In this context, the Marmatton has decided to extend invitations to artists twice a year, asking them to do works that resonate with the museum’s permanent collections. This open invitation to an “unexpected dialogue” was scheduled to be initiated by Fromanger in 2017. With hindsight, we can see that the ensuing waiting period established the premises of such an encounter. At the end of 2017, while the context of the dialogues remained confidential, Fromanger completed a series of sixteen drawn portraits of yesterday’s and today’s painters, from Giotto to Bruce Naumann. With such hommage (a Fromanger habit since the 70’s) Fromanger drew together a community of artists that he called his circle of “Friends”, (Amis) the title which he gave to the collection. Caillebotte and Pissarro are not yet included (they will soon be). Monet, however is already part of the group.
Autumn 2018, work begins. Words come before their result is inscribed on a canvas. A first encounter takes place at the artist’s studio, rue de la Roquette in Paris. Discussion focuses on Fromanger’s ties to Rue de Paris, temps de pluie, by Caillebotte but also with Pissaro’s Boulevard exterieur, effet de neige. Pissaro is a master who Fromanger is determined to include in the project. What is immediately apparent: their shared interests, the subject above all; but their differences or rather each artist’s singularity is even more manifest and becomes the heart of the ensuing discussion. Depending on the era, the street is represented totally differently. The painter has to take the reality and specificity of his own era into account. In other words the theme is the same, but the language changes. It is the painter’s task to elaborate such distinctions. Is this art and manner?

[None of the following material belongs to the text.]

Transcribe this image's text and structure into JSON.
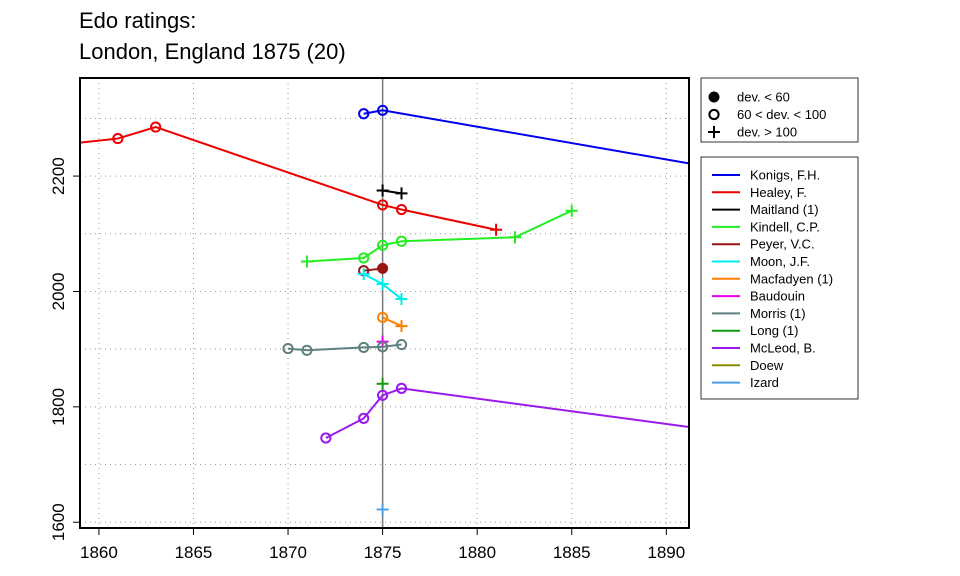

To the question, how best to represent the hausmann Paris of the great boulevards painted by the impressionists in the 1870’s, Fromanger brings us an answer, one hundred years later. In 1970 he devoted his time to a series of works called Boulevard des Italiens. Since then, never stopping, year after year, he has renewed the series and his manner of depicting the Boulevard. What new insights and vision could the street specialist bring to his public?
This is when the unexpected surprises us, or rather when the atelier’s truths impose themselves. When Fromanger returns to Tuscany -returns to the chapel where he has been painting since 1980, he forgets Caillebotte and Pissarro, forgets the street. Why paint a work of art that exists already? Against all expectations, or rather, perhaps simply looking for his own renewal, the homage and the challenge come from Monet’s Impression, soleil levant. On a canvas some 200 by 300 cms, Fromanger tackles the queston head on: how to paint a rising sun in 2019? As a result, Fromanger’s dialogue at the Marmatton undertakes a confrontation with the master of this world, Monet himself, whose portrait Fromanger had done in 2017. For all of that, Caillebotte and Pissarro are not left behind. On the contrary, two works by Fromanger from 1970 (Salon de thé Boulevard des Italiens) and the other from 2003, Dos a dos, vert (from the series, Sens dessus, dessous) illustrate the continuity of the connection. This permanence reminds us, as Fromanger puts it so perfectly, that a canvas is never white, but is always already dark with all the work that has preceded it. It is the fruit of an uninterrupted succession and the expression of an unexpected dialogue.